Google AdWords: een hot item

Merkenrecht, handelsnaam, franchise kenniscentrum, franchisedeskundige, restyling, franchisenemers

Het internet is, zoals een ieder weet, een van de belangrijkste marketingmechanismes geworden. De zoekmachines spelen in dat geheel een buitengewoon prominente rol, Google voorop.  Om “hoog” in de zoekmachines te staan, is een onderscheidende domeinnaam van belang, alsmede allerlei secundaire activiteiten, veelal samengevat onder de noemer “zoekmachine-optimalisatie”. Sinds enige tijd is daarbij ook het middel van Google AdWords campagnes beschikbaar gekomen, hetgeen zich in een toenemende populariteit mag verheugen.

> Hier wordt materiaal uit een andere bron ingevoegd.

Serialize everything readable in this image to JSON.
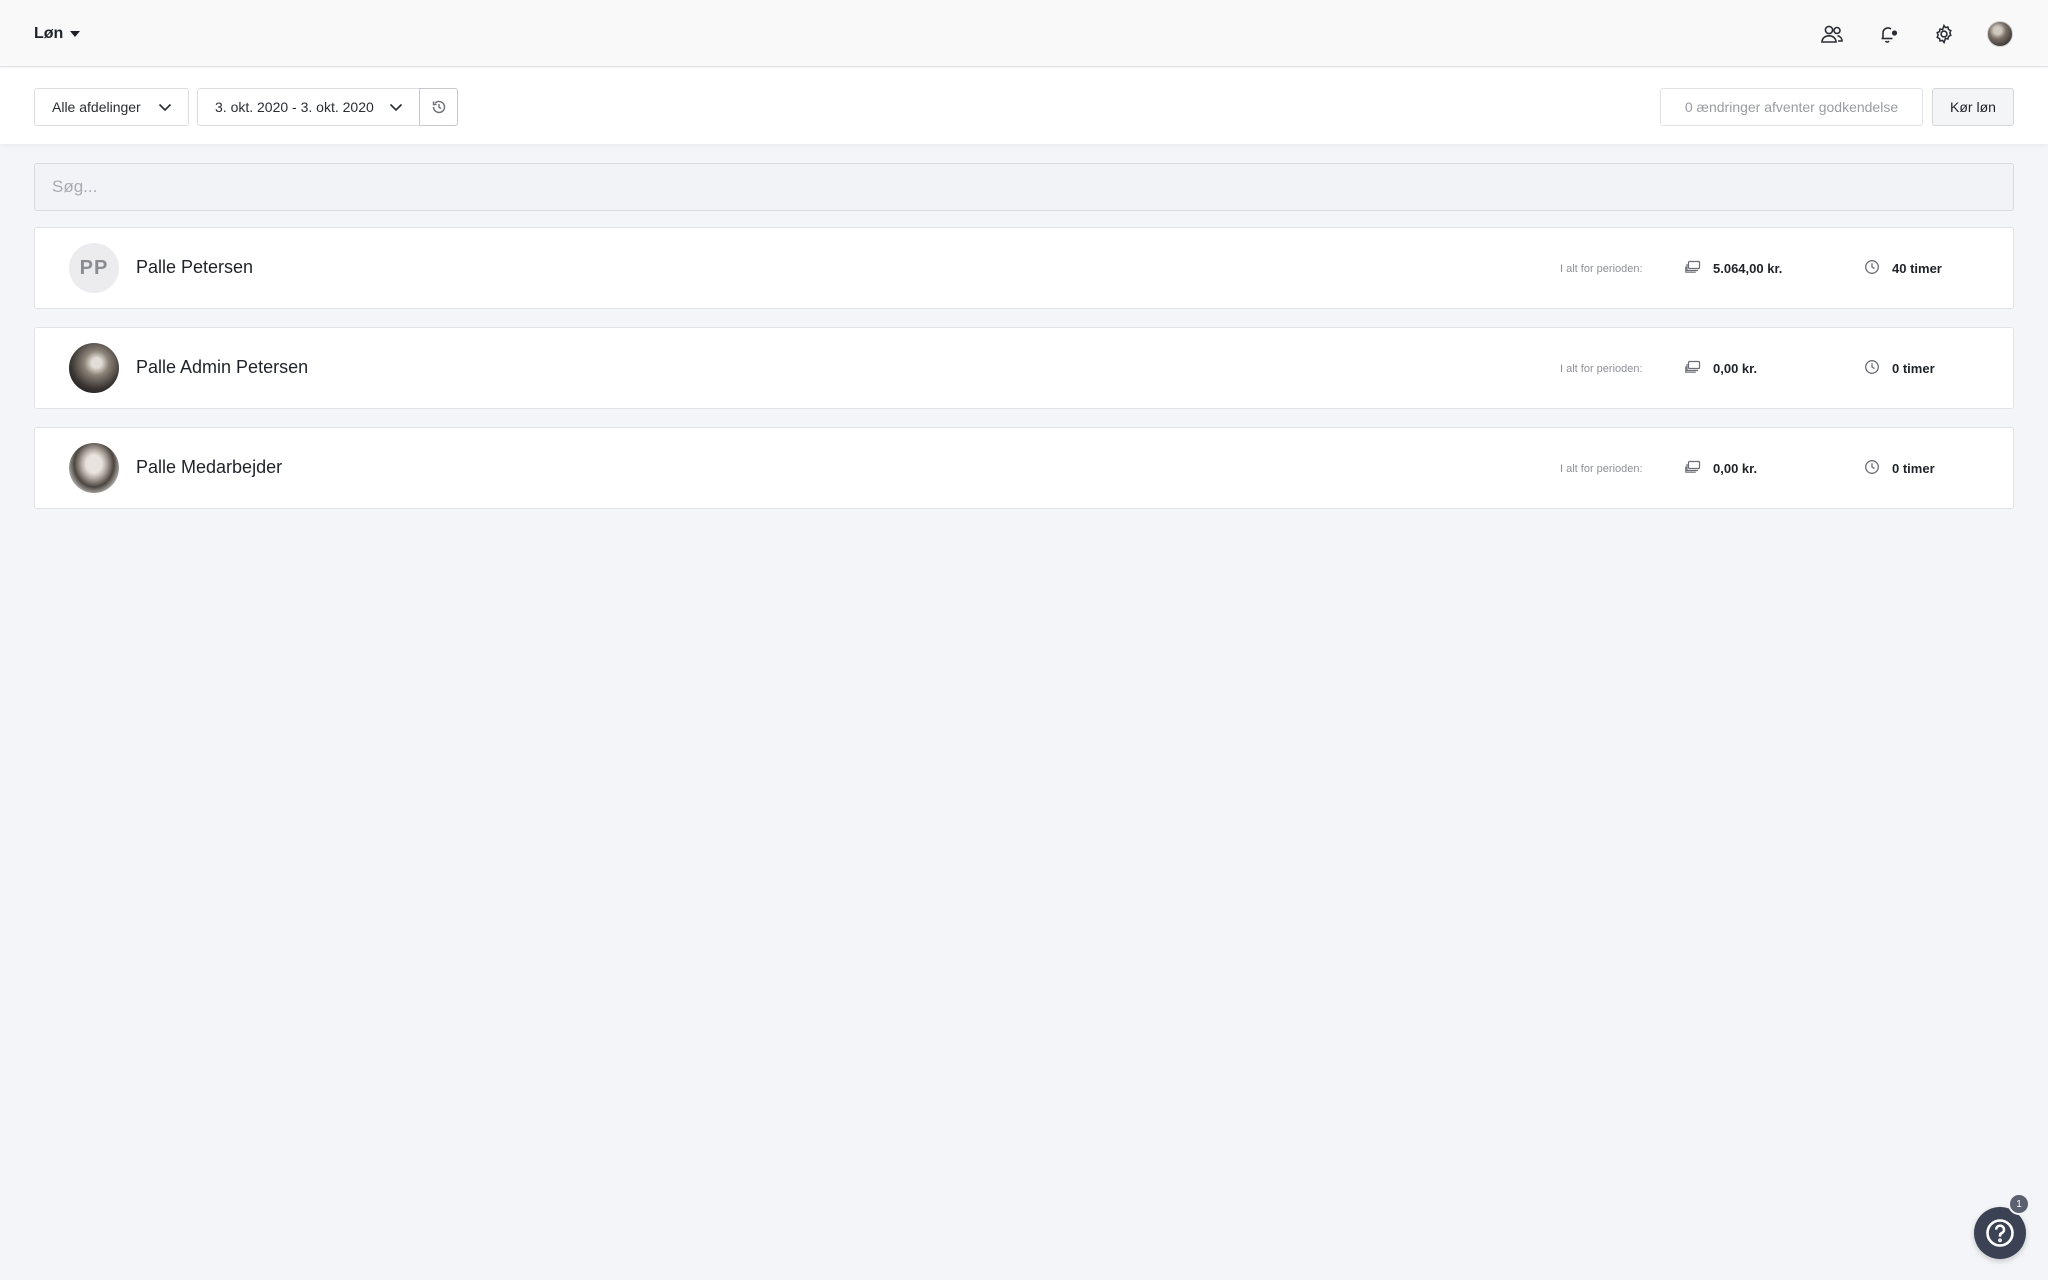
{
  "header": {
    "app_title": "Løn",
    "icons": [
      "users-icon",
      "bell-icon",
      "gear-icon",
      "avatar"
    ]
  },
  "toolbar": {
    "department_select": "Alle afdelinger",
    "date_range": "3. okt. 2020 - 3. okt. 2020",
    "pending_changes": "0 ændringer afventer godkendelse",
    "run_payroll_label": "Kør løn"
  },
  "search": {
    "placeholder": "Søg..."
  },
  "employees": [
    {
      "initials": "PP",
      "name": "Palle Petersen",
      "period_label": "I alt for perioden:",
      "amount": "5.064,00 kr.",
      "hours": "40 timer"
    },
    {
      "name": "Palle Admin Petersen",
      "period_label": "I alt for perioden:",
      "amount": "0,00 kr.",
      "hours": "0 timer"
    },
    {
      "name": "Palle Medarbejder",
      "period_label": "I alt for perioden:",
      "amount": "0,00 kr.",
      "hours": "0 timer"
    }
  ],
  "help": {
    "badge_count": "1"
  },
  "colors": {
    "background": "#f4f5f8",
    "help_button": "#3b4254"
  }
}
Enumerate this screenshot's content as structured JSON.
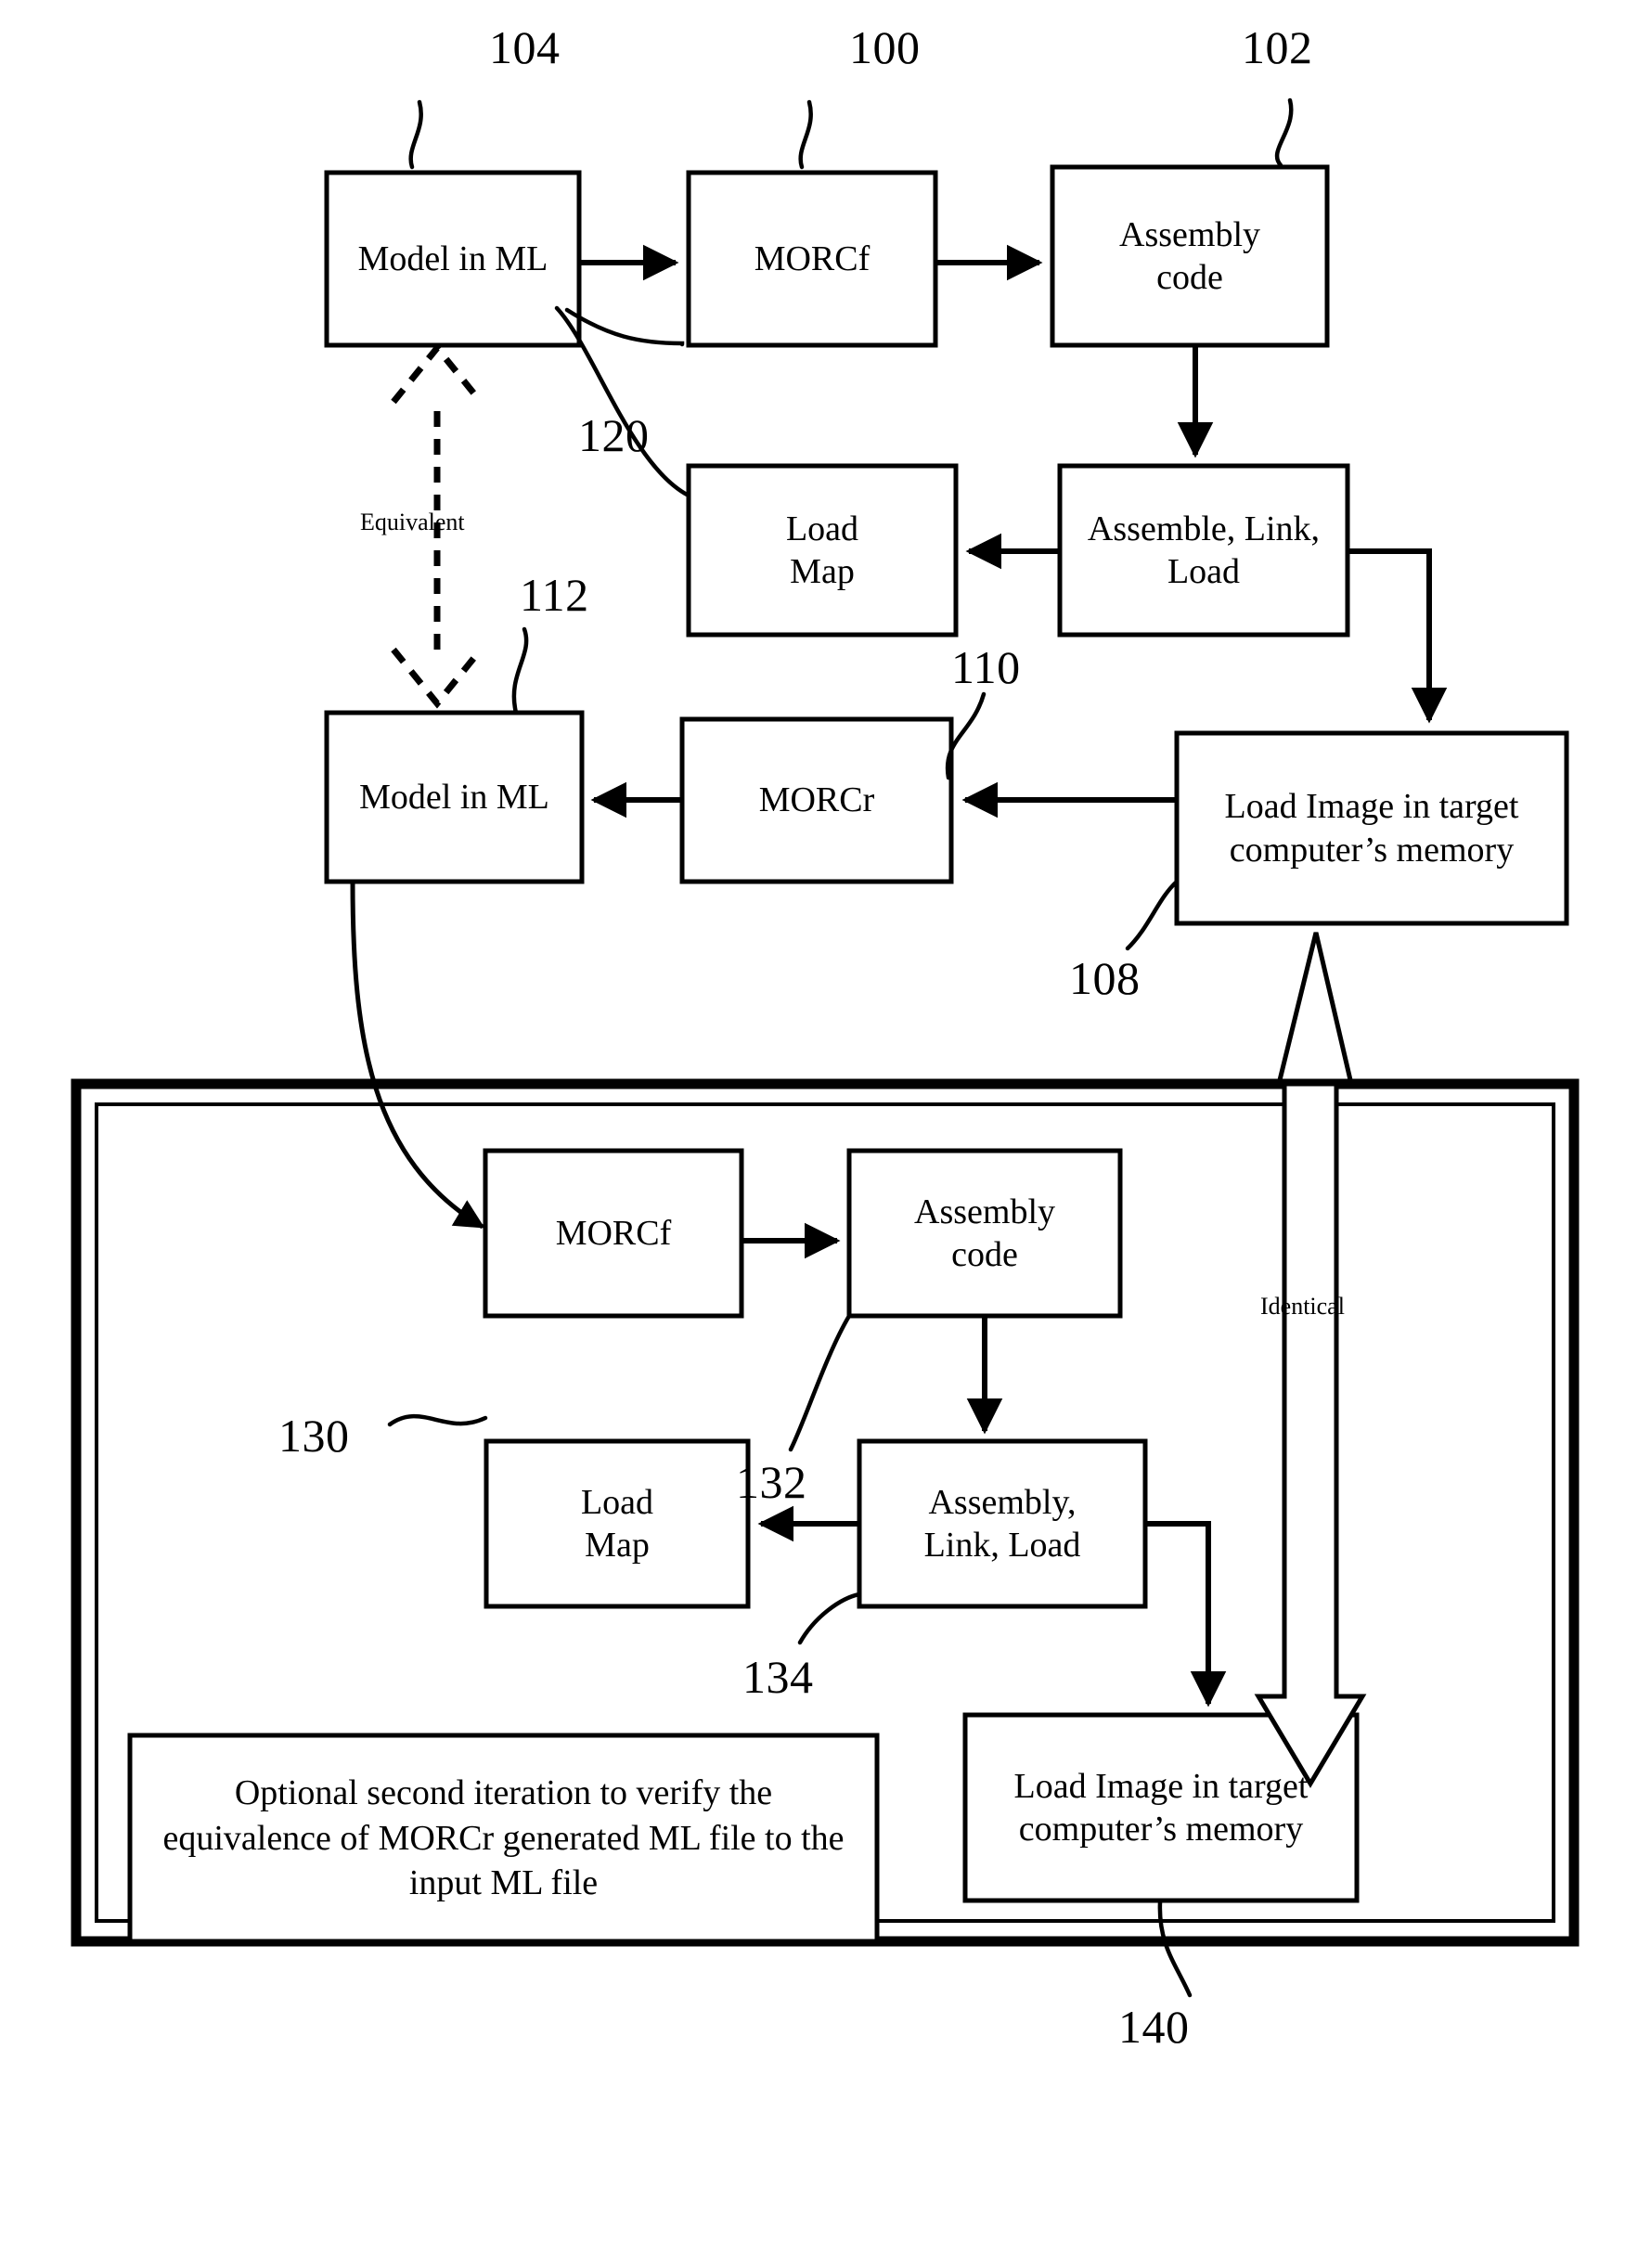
{
  "figure": {
    "type": "patent-flowchart",
    "title": "MORC forward/reverse compilation verification flow"
  },
  "boxes": {
    "model_in_ml_top": "Model in ML",
    "morcf_top": "MORCf",
    "assembly_code_top": "Assembly code",
    "load_map_top": "Load Map",
    "assemble_link_load_top": "Assemble, Link, Load",
    "load_image_top": "Load Image in target computer’s memory",
    "morcr": "MORCr",
    "model_in_ml_mid": "Model in ML",
    "morcf_bottom": "MORCf",
    "assembly_code_bottom": "Assembly code",
    "load_map_bottom": "Load Map",
    "assembly_link_load_bottom": "Assembly, Link, Load",
    "load_image_bottom": "Load Image in target computer’s memory",
    "optional_note": "Optional second iteration to verify the equivalence of MORCr generated ML file to the input ML file"
  },
  "reference_numbers": {
    "n104": "104",
    "n100": "100",
    "n102": "102",
    "n120": "120",
    "n112": "112",
    "n110": "110",
    "n108": "108",
    "n130": "130",
    "n132": "132",
    "n134": "134",
    "n140": "140"
  },
  "annotations": {
    "equivalent": "Equivalent",
    "identical": "Identical"
  },
  "colors": {
    "stroke": "#000000",
    "fill": "#ffffff"
  }
}
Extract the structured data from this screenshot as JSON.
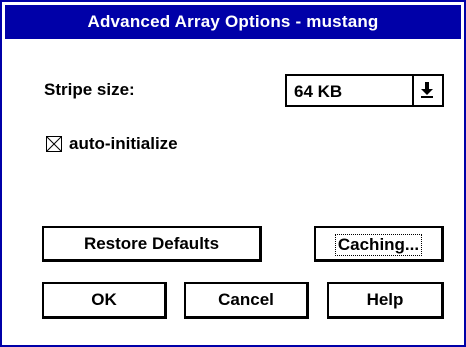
{
  "window": {
    "title": "Advanced Array Options - mustang",
    "accent_color": "#0000a8"
  },
  "stripe": {
    "label": "Stripe size:",
    "value": "64 KB",
    "arrow_icon": "dropdown-arrow-icon"
  },
  "auto_init": {
    "label": "auto-initialize",
    "checked": true,
    "icon": "checkbox-checked-icon"
  },
  "buttons": {
    "restore_defaults": "Restore Defaults",
    "caching": "Caching...",
    "ok": "OK",
    "cancel": "Cancel",
    "help": "Help"
  }
}
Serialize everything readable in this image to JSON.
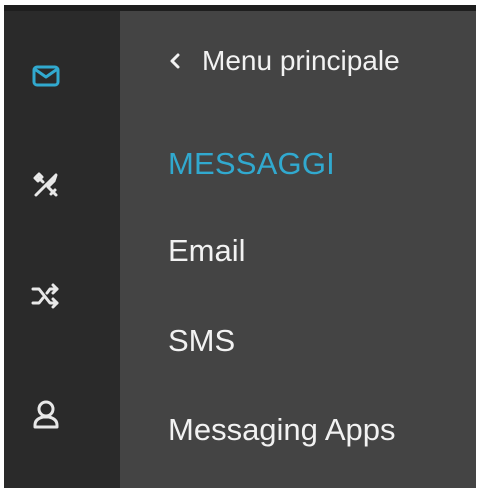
{
  "colors": {
    "background": "#444444",
    "rail": "#2a2a2a",
    "topbar": "#1e1e1e",
    "accent": "#31a9cf",
    "text": "#f2f2f2",
    "icon": "#e8e8e8"
  },
  "rail": {
    "items": [
      {
        "icon": "mail-icon",
        "active": true
      },
      {
        "icon": "tools-icon",
        "active": false
      },
      {
        "icon": "shuffle-icon",
        "active": false
      },
      {
        "icon": "user-icon",
        "active": false
      }
    ]
  },
  "panel": {
    "back_label": "Menu principale",
    "section_title": "MESSAGGI",
    "items": [
      {
        "label": "Email"
      },
      {
        "label": "SMS"
      },
      {
        "label": "Messaging Apps"
      }
    ]
  }
}
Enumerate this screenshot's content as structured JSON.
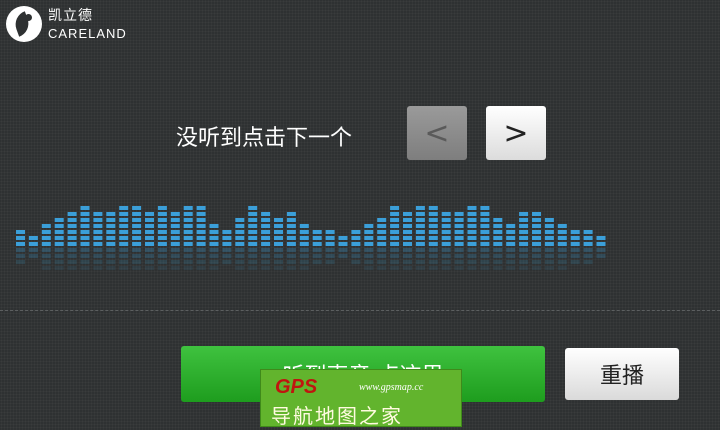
{
  "brand": {
    "name_cn": "凯立德",
    "name_en": "CARELAND"
  },
  "prompt": {
    "text": "没听到点击下一个"
  },
  "nav": {
    "prev_glyph": "<",
    "next_glyph": ">"
  },
  "actions": {
    "confirm_label": "听到声音,点这里",
    "replay_label": "重播"
  },
  "watermark": {
    "logo": "GPS",
    "url": "www.gpsmap.cc",
    "text": "导航地图之家"
  },
  "equalizer": {
    "bar_color": "#3b9fd9",
    "levels": [
      3,
      2,
      4,
      5,
      6,
      7,
      6,
      6,
      7,
      7,
      6,
      7,
      6,
      7,
      7,
      4,
      3,
      5,
      7,
      6,
      5,
      6,
      4,
      3,
      3,
      2,
      3,
      4,
      5,
      7,
      6,
      7,
      7,
      6,
      6,
      7,
      7,
      5,
      4,
      6,
      6,
      5,
      4,
      3,
      3,
      2
    ]
  },
  "colors": {
    "background": "#2e3132",
    "confirm": "#2ab02a",
    "accent_bar": "#3b9fd9"
  }
}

Voor diegenen die het systeem nog niet kennen: een specifiek woord wordt bij Google ingekocht en iedere keer dat een bezoeker van Google dat woord als zoekopdracht ingeeft verschijnt boven of rechts naast de normale zoekresultaten een korte advertentie, met daarin een link naar de website van de adverteerder. Met Google behoeft alleen te worden afgerekend wanneer er daadwerkelijk op de advertentie wordt geklikt door een bezoeker. Al met al een buitengewoon ingenieus en modern systeem om onder de aandacht van internetgebruikers te komen. Vanzelfsprekend geldt dat ook voor franchiseorganisaties.

Bij het gebruik van Google AdWords dient echter wel op een aantal zaken te worden gelet. Dusdanig zelfs dat er het afgelopen jaar diverse hooglopende gerechtelijke procedures zijn gevoerd, zo wel in buiten- als buitenland. Het is een dunne scheidslijn tussen hetgeen wel en niet is toegestaan, waarbij een vast uitgangspunt is dat een ieder elk door hem of haar gewenst woord als adword kan gebruiken, waar in specifieke situaties tegen dat gebruik kan worden opgetreden door een partij die van mening is rechten op dat woord te hebben. Dat kan zijn diegene die dat woord als handelsnaam gebruikt. Dat kan natuurlijk ook diegene zijn die het woord als merk heeft geregistreerd. Met name die laatste heeft uit hoofde van het Europese en nationale merkenrecht een vrij vergaande bescherming, met name wanneer het gebruik van het merk door een concurrent in dezelfde branche plaatsvindt. In het kader van het onderwerp van dit stukje: probeert een partij met een Google AdWord doelbewust aan te haken bij het bekende merk, dan kan de merkhouder die AdWord campagne stoppen. De bescherming uit hoofde van een handelsnaam, dus niet een geregistreerd merk, is iets minder vergaand: aangetoond dient te worden handelsnaaminbreuk en daarvan is pas sprake wanneer de derde gebruiker van het woord onder de gewraakte naam een onderneming drijft en dat daardoor bovendien verwarringsgevaar te duchten is. Een en ander is een wat moeilijke juridisch constructie, maar niet onmogelijk.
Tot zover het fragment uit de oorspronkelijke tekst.